3 Types of Training for Youth

At what point should my child begin "working out"?

As fitness professionals, we get that question a lot. According to the CDC, the answer is that youth and adolescents between the ages of 6-17 should be exercising moderately to vigorously at least 60 minutes per day.

Three Types of Exercise

The CDC breaks this down further into three different types of exercising.


1. Aerobic

Most of the 60 minutes or more per day should be either moderate- or vigorous-intensity aerobic physical activity and should include vigorous-intensity physical activity on at least 3 days a week.

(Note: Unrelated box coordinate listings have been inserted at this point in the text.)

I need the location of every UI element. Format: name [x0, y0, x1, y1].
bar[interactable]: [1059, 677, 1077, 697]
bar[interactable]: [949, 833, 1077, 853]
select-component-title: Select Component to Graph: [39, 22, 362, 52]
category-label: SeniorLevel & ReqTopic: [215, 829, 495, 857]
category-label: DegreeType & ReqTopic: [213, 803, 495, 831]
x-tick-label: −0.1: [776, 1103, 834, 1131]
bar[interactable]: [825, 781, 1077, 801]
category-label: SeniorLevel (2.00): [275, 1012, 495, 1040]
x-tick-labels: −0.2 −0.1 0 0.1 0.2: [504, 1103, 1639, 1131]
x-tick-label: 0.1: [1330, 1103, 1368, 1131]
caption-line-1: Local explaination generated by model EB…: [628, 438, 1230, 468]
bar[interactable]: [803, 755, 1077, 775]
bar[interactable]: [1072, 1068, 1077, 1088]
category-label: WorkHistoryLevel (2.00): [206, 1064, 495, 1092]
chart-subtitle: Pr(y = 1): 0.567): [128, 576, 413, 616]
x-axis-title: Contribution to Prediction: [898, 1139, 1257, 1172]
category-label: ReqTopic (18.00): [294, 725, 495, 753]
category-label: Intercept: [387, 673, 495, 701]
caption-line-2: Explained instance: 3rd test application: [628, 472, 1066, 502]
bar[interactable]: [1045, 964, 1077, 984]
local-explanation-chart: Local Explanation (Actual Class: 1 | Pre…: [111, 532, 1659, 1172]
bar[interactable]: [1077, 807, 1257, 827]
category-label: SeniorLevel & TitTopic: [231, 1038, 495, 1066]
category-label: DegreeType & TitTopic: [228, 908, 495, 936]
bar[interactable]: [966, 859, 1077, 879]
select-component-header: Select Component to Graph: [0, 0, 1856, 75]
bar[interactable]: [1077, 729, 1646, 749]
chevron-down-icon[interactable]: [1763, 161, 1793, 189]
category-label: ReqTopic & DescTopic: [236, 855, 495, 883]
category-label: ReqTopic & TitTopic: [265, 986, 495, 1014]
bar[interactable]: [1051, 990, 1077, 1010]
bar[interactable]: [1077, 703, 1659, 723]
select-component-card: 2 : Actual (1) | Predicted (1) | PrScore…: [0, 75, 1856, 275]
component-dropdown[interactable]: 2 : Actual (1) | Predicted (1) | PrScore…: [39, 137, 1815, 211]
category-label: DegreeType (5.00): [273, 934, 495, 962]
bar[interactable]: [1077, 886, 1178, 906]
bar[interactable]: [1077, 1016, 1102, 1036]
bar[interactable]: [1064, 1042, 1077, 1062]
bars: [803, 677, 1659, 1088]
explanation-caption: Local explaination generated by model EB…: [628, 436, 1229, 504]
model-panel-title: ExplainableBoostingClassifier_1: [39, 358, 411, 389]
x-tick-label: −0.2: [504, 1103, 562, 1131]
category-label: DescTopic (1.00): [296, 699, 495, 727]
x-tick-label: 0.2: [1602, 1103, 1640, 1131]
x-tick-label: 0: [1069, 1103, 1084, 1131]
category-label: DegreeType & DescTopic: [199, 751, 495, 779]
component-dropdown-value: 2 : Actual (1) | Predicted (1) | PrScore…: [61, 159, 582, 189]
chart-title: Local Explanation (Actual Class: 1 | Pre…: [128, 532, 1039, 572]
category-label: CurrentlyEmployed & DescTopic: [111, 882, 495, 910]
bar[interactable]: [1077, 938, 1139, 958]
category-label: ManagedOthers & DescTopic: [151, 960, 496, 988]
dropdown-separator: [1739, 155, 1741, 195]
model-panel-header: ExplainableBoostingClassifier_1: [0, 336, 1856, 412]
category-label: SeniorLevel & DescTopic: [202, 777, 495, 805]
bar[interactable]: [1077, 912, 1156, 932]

Some of our favorite activities for youth would include jump roping, jogging, and running tic-tac-toe.


2. Muscle-strengthening

As part of their 60 minutes or more of daily physical activity, children and adolescents should include muscle-strengthening physical activity on at least 3 days a week.


The types of muscular strengthening activities depend on the age of youth or adolescent. For youth that are between the ages of 6-12, we recommend exercises such as modified push ups, planks, bodyweight exercises, and exercises that include tube bands.


For adolescents, we recommend bodyweight exercises, and exercises using weights as it has been found to improve an adolescent's strength by 30-40% according to Dr. Teri Metcalf McCambridge of the Johns Hopkins Hospital in Baltimore, Maryland. Strength training for adolescents needs to be administered by a trained fitness professional.


3. Bone-strengthening

As part of their 60 minutes or more of daily physical activity, children and adolescents should include bone-strengthening physical activity on at least 3 days a week.


Some of our favorite exercises to improve bone density include repeat jumps, depth jumps, agility drills, and plyometrics movements.

Overall, it is imperative to provide your junior with the best opportunity for them to compete with the rest of their peers. By encouraging them to perform age appropriate exercises, you’ll be providing them with the chance to reach their maximum potential.